Was ist Satire? Wie weit darf sie gehen?

Wie geht man mit Satire um? Sollte man als Staatsoberhaupt dagegen vorgehen – und wenn ja, welches ist der sinnvolle Weg?

Ganz neue Fragen, die Deutschland zurzeit beschäftigen. Charlie Hebdo ist in Paris, das ist zwar nebenan, aber doch weit weg.  Wie nah Satire mit ihren Folgen kommen kann, erleben wir jetzt, wo ein schmächtiger Mann mit großer Klappe innerhalb weniger Tage mehr als 100 private Strafanzeigen gegen sich auslöste und den türkischen Präsidenten zu seinem erbitterten Feind machte.

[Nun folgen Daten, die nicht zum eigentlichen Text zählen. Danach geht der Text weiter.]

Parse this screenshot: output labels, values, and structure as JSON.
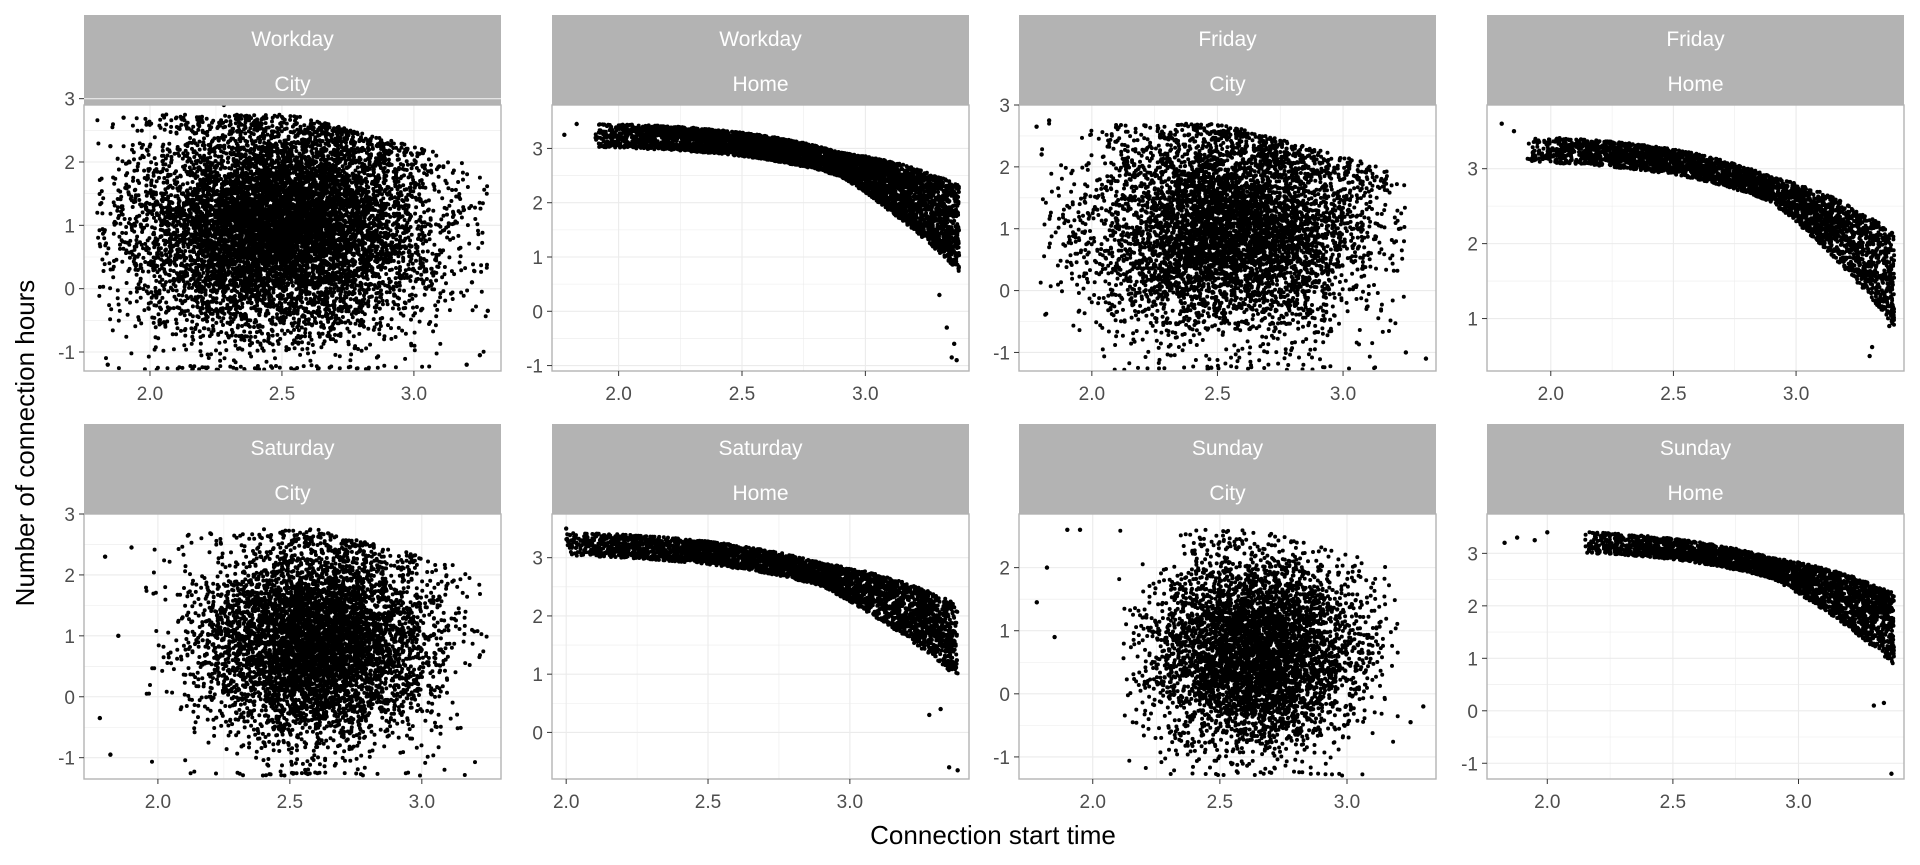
{
  "figure": {
    "ylabel": "Number of connection hours",
    "xlabel": "Connection start time"
  },
  "chart_data": {
    "type": "scatter",
    "xlabel": "Connection start time",
    "ylabel": "Number of connection hours",
    "grid": true,
    "legend": "none",
    "point_color": "#000000",
    "strip_color": "#b3b3b3",
    "strip_text_color": "#ffffff",
    "panel_border_color": "#b3b3b3",
    "grid_color": "#ebebeb",
    "panels": [
      {
        "strip": [
          "Workday",
          "City"
        ],
        "xlim": [
          1.75,
          3.33
        ],
        "ylim": [
          -1.3,
          2.9
        ],
        "xticks": [
          2.0,
          2.5,
          3.0
        ],
        "xtick_labels": [
          "2.0",
          "2.5",
          "3.0"
        ],
        "yticks": [
          -1,
          0,
          1,
          2,
          3
        ],
        "ytick_labels": [
          "-1",
          "0",
          "1",
          "2",
          "3"
        ],
        "cloud": {
          "shape": "dense",
          "xmin": 1.8,
          "xmax": 3.28,
          "xc": 2.5,
          "yc": 1.0,
          "sx": 0.28,
          "sy": 0.85,
          "ymin": -1.28,
          "ymax": 2.75,
          "n": 9000
        },
        "x": [
          1.84,
          2.28,
          3.25,
          3.2,
          1.85,
          1.9,
          3.22,
          3.28
        ],
        "y": [
          -1.2,
          2.9,
          -1.05,
          -1.2,
          2.25,
          2.7,
          0.1,
          -0.35
        ]
      },
      {
        "strip": [
          "Workday",
          "Home"
        ],
        "xlim": [
          1.73,
          3.42
        ],
        "ylim": [
          -1.1,
          3.8
        ],
        "xticks": [
          2.0,
          2.5,
          3.0
        ],
        "xtick_labels": [
          "2.0",
          "2.5",
          "3.0"
        ],
        "yticks": [
          -1,
          0,
          1,
          2,
          3
        ],
        "ytick_labels": [
          "-1",
          "0",
          "1",
          "2",
          "3"
        ],
        "cloud": {
          "shape": "curve",
          "xmin": 1.9,
          "xmax": 3.38,
          "curve": [
            3.3,
            -0.35,
            3.3
          ],
          "spread": 0.22,
          "tail": 1.2,
          "n": 5000
        },
        "x": [
          1.78,
          1.83,
          3.35,
          3.37,
          3.33,
          3.36,
          3.3
        ],
        "y": [
          3.25,
          3.45,
          -0.85,
          -0.9,
          -0.3,
          -0.6,
          0.3
        ]
      },
      {
        "strip": [
          "Friday",
          "City"
        ],
        "xlim": [
          1.71,
          3.37
        ],
        "ylim": [
          -1.3,
          3.0
        ],
        "xticks": [
          2.0,
          2.5,
          3.0
        ],
        "xtick_labels": [
          "2.0",
          "2.5",
          "3.0"
        ],
        "yticks": [
          -1,
          0,
          1,
          2,
          3
        ],
        "ytick_labels": [
          "-1",
          "0",
          "1",
          "2",
          "3"
        ],
        "cloud": {
          "shape": "dense",
          "xmin": 1.78,
          "xmax": 3.25,
          "xc": 2.55,
          "yc": 1.0,
          "sx": 0.28,
          "sy": 0.85,
          "ymin": -1.28,
          "ymax": 2.7,
          "n": 6000
        },
        "x": [
          1.78,
          1.83,
          3.33,
          3.25,
          1.8
        ],
        "y": [
          2.65,
          2.75,
          -1.1,
          -1.0,
          2.2
        ]
      },
      {
        "strip": [
          "Friday",
          "Home"
        ],
        "xlim": [
          1.74,
          3.44
        ],
        "ylim": [
          0.3,
          3.85
        ],
        "xticks": [
          2.0,
          2.5,
          3.0
        ],
        "xtick_labels": [
          "2.0",
          "2.5",
          "3.0"
        ],
        "yticks": [
          1,
          2,
          3
        ],
        "ytick_labels": [
          "1",
          "2",
          "3"
        ],
        "cloud": {
          "shape": "curve",
          "xmin": 1.9,
          "xmax": 3.4,
          "curve": [
            3.3,
            -0.35,
            3.3
          ],
          "spread": 0.17,
          "tail": 0.9,
          "n": 3200
        },
        "x": [
          1.8,
          1.85,
          3.3,
          3.31,
          3.38,
          3.39
        ],
        "y": [
          3.6,
          3.5,
          0.5,
          0.62,
          0.9,
          1.2
        ]
      },
      {
        "strip": [
          "Saturday",
          "City"
        ],
        "xlim": [
          1.72,
          3.3
        ],
        "ylim": [
          -1.35,
          3.0
        ],
        "xticks": [
          2.0,
          2.5,
          3.0
        ],
        "xtick_labels": [
          "2.0",
          "2.5",
          "3.0"
        ],
        "yticks": [
          -1,
          0,
          1,
          2,
          3
        ],
        "ytick_labels": [
          "-1",
          "0",
          "1",
          "2",
          "3"
        ],
        "cloud": {
          "shape": "dense",
          "xmin": 1.95,
          "xmax": 3.25,
          "xc": 2.6,
          "yc": 0.9,
          "sx": 0.22,
          "sy": 0.8,
          "ymin": -1.3,
          "ymax": 2.75,
          "n": 6000
        },
        "x": [
          1.78,
          1.82,
          1.85,
          1.8,
          1.9
        ],
        "y": [
          -0.35,
          -0.95,
          1.0,
          2.3,
          2.45
        ]
      },
      {
        "strip": [
          "Saturday",
          "Home"
        ],
        "xlim": [
          1.95,
          3.42
        ],
        "ylim": [
          -0.8,
          3.75
        ],
        "xticks": [
          2.0,
          2.5,
          3.0
        ],
        "xtick_labels": [
          "2.0",
          "2.5",
          "3.0"
        ],
        "yticks": [
          0,
          1,
          2,
          3
        ],
        "ytick_labels": [
          "0",
          "1",
          "2",
          "3"
        ],
        "cloud": {
          "shape": "curve",
          "xmin": 2.0,
          "xmax": 3.38,
          "curve": [
            3.3,
            -0.35,
            3.3
          ],
          "spread": 0.2,
          "tail": 0.9,
          "n": 3600
        },
        "x": [
          2.0,
          3.35,
          3.38,
          3.28,
          3.32
        ],
        "y": [
          3.5,
          -0.6,
          -0.65,
          0.3,
          0.4
        ]
      },
      {
        "strip": [
          "Sunday",
          "City"
        ],
        "xlim": [
          1.71,
          3.35
        ],
        "ylim": [
          -1.35,
          2.85
        ],
        "xticks": [
          2.0,
          2.5,
          3.0
        ],
        "xtick_labels": [
          "2.0",
          "2.5",
          "3.0"
        ],
        "yticks": [
          -1,
          0,
          1,
          2
        ],
        "ytick_labels": [
          "-1",
          "0",
          "1",
          "2"
        ],
        "cloud": {
          "shape": "dense",
          "xmin": 2.1,
          "xmax": 3.2,
          "xc": 2.65,
          "yc": 0.65,
          "sx": 0.2,
          "sy": 0.75,
          "ymin": -1.3,
          "ymax": 2.6,
          "n": 5000
        },
        "x": [
          1.78,
          1.85,
          1.9,
          1.95,
          3.3,
          3.25,
          1.82
        ],
        "y": [
          1.45,
          0.9,
          2.6,
          2.6,
          -0.2,
          -0.45,
          2.0
        ]
      },
      {
        "strip": [
          "Sunday",
          "Home"
        ],
        "xlim": [
          1.76,
          3.42
        ],
        "ylim": [
          -1.3,
          3.75
        ],
        "xticks": [
          2.0,
          2.5,
          3.0
        ],
        "xtick_labels": [
          "2.0",
          "2.5",
          "3.0"
        ],
        "yticks": [
          -1,
          0,
          1,
          2,
          3
        ],
        "ytick_labels": [
          "-1",
          "0",
          "1",
          "2",
          "3"
        ],
        "cloud": {
          "shape": "curve",
          "xmin": 2.15,
          "xmax": 3.38,
          "curve": [
            3.3,
            -0.35,
            3.3
          ],
          "spread": 0.2,
          "tail": 1.0,
          "n": 3000
        },
        "x": [
          1.83,
          1.88,
          1.95,
          2.0,
          3.37,
          3.3,
          3.34
        ],
        "y": [
          3.2,
          3.3,
          3.25,
          3.4,
          -1.2,
          0.1,
          0.15
        ]
      }
    ]
  }
}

Hat Jan Böhmermann überzogen?

Um es vorweg zu sagen: Ich persönlich halte das sogenannte Schmäh-„Gedicht“ für „unter aller Sau“ (wobei ich nicht die Sau als solche beleidigen möchte).  Der türkische Präsident Erdogan, der sich mit seiner religiös neokonservativen Einstellung mehr in Richtung Saudi-Arabien, als nach Europa bewegt, der die allgemein angespannte Lage in den arabischen Staaten und Europa dazu nutzt, die Kurden im Land gnadenlos nieder zu machen und der die Pressefreiheit wie überhaupt jeden Kritiker mit Füßen tritt, ist mir ein Brechmittel. Aber es gibt andere Wege, sich satirisch über ihn lustig zu machen, als ausgerechnet mit einem Pamphlet über erfundene Zoophilie und Genitalien, das keinerlei Sachbezug zu Erdogans Politik hat. Die Tatsache, dass Böhmermann selber vor der Verbreitung gesagt hat, diese Satire-Form sei in Deutschland verboten und sein „Gedicht“ diene nur als Beispiel dafür ist keine Rechtfertigung dafür, dieses dann zu verlesen. Ich finde, solche „Spezial-Satire“ ist keineswegs Kunst. Vielmehr lässt sie eine Menge darüber erkennen, wie Jan Böhmermann  innerlich tickt; aus meiner Sicht hat er sich damit selber ins Knie geschossen.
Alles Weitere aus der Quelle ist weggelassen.